Kur’an-ı Kerim’de burçlar doğrudan burç isimleriyle geçmez, yani günümüzde bildiğimiz Koç, Boğa, İkizler gibi zodyak burçları tek tek anılmaz. Ancak 'burç' kelimesi Kur’an’da birkaç ayette farklı anlamlarda geçer ve gökyüzüyle, yıldızlarla ve göksel düzenle bağlantılı olarak kullanılır.
Kur'an-ı Kerim'de Buruc suresi de vardır. Fakat Buruc suresinin adındaki burç, bugün kullandığımız 'burç' anlamına gelmez. Buradaki 'burç' kelimesi, astronomi bilimiyle ilgilidir.

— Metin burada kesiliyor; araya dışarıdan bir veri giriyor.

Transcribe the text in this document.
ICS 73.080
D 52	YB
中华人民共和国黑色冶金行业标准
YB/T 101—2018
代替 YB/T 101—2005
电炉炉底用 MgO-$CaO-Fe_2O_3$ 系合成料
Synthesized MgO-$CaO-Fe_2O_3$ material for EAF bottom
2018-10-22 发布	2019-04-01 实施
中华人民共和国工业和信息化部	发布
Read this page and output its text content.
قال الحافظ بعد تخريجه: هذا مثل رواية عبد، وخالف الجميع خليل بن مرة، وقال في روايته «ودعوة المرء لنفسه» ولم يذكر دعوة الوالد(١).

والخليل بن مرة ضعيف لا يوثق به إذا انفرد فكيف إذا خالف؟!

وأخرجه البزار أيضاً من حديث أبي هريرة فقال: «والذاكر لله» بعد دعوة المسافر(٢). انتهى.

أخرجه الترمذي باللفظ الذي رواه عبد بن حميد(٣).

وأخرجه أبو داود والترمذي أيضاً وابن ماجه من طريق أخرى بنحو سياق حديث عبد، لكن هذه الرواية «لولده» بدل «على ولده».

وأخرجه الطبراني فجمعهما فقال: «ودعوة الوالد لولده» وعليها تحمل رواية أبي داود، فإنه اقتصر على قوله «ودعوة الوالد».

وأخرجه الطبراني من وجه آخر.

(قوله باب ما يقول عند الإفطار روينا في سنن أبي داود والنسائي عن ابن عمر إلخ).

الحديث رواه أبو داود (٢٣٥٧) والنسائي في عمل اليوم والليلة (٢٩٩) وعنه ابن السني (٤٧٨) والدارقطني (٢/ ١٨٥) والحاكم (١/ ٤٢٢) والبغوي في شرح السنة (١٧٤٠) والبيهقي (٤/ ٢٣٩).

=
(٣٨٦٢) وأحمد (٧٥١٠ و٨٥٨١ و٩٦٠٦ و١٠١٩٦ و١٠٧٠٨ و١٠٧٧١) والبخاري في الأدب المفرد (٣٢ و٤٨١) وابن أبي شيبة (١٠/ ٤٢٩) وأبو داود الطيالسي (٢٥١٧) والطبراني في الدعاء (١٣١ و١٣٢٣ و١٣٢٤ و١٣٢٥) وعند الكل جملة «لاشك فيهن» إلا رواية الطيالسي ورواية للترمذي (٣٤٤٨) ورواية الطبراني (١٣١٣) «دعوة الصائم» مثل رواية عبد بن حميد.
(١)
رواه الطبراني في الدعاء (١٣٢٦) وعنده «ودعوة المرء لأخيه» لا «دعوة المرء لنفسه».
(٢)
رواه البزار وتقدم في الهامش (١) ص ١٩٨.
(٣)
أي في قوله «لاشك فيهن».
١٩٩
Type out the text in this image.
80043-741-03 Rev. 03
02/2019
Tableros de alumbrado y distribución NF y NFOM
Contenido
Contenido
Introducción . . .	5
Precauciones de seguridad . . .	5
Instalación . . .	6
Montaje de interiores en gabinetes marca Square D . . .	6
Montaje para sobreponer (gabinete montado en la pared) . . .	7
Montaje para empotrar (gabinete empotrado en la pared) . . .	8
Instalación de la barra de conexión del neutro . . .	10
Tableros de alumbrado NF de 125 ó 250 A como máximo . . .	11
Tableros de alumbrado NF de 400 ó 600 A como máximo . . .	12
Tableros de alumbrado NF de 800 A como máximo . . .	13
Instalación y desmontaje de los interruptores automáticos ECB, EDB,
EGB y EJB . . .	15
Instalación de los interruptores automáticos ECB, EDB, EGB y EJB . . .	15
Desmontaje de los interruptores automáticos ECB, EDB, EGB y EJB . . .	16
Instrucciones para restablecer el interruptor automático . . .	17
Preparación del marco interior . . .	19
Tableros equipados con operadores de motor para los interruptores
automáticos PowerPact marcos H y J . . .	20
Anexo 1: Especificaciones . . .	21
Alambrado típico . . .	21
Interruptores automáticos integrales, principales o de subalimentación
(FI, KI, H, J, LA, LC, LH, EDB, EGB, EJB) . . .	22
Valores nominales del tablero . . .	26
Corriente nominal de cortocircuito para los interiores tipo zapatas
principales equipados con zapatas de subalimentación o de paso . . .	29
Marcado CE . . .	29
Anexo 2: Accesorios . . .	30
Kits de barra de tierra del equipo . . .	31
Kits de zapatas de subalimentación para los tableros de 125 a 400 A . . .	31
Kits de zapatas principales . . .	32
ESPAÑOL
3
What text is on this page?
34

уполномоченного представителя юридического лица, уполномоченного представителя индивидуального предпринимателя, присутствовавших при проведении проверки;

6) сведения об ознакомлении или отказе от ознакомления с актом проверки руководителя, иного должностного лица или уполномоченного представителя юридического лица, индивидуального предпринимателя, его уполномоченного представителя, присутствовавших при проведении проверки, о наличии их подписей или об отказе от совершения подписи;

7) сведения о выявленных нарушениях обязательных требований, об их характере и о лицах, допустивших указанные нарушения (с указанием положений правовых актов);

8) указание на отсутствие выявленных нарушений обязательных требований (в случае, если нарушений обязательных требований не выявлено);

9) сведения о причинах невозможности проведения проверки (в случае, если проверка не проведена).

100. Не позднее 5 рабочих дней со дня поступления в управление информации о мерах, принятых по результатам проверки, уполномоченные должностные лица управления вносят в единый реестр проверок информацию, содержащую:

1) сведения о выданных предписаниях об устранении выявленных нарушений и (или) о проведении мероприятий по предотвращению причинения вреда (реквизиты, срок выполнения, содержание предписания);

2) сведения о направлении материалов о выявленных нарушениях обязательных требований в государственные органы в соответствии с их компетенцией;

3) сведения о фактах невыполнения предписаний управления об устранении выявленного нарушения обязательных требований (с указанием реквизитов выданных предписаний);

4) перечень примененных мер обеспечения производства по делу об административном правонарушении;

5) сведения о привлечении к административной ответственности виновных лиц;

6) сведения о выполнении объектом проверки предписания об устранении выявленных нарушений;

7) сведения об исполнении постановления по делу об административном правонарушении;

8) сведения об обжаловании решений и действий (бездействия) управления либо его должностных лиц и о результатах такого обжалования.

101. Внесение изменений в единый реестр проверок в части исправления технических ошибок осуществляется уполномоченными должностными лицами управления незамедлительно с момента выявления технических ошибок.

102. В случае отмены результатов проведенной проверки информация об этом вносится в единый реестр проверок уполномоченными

Burçlar ve astroloji ise bilim dünyası tarafından da kabul görmez.
Peygamber Efendimiz Burçlara İnanır mı?
İslam dini, falcılık, büyücülük medyumluk gibi 'gelecekten haber getiren' eylemleri yasaklamıştır. Yıldızların insanların kaderini belirlediği bir sisteme dayanan burçlar da İslam'da kabul görmez. Dolayısıyla Peygamber Efendimiz de burçlara inanmazdı.
Astroloji, geleceğe dair bilgilere sahip olduğunu iddia eder ancak İslam'a göre geleceği yalnızca Allah bilebilir. 'Geleceği sadece Allah bilir (Lokman Suresi, 34. Ayet)' Bu nedenle yıldız falı gibi geleceği önceden bildiğini iddia eden yöntemler de Kur’an’a aykırıdır.
Yıldızlar, Kur’an’da yön bulmak (Nahl 16/16) ve gökyüzünün süsü olmak gibi fiziksel ve estetik amaçlarla yaratılmış varlıklar olarak anlatılır.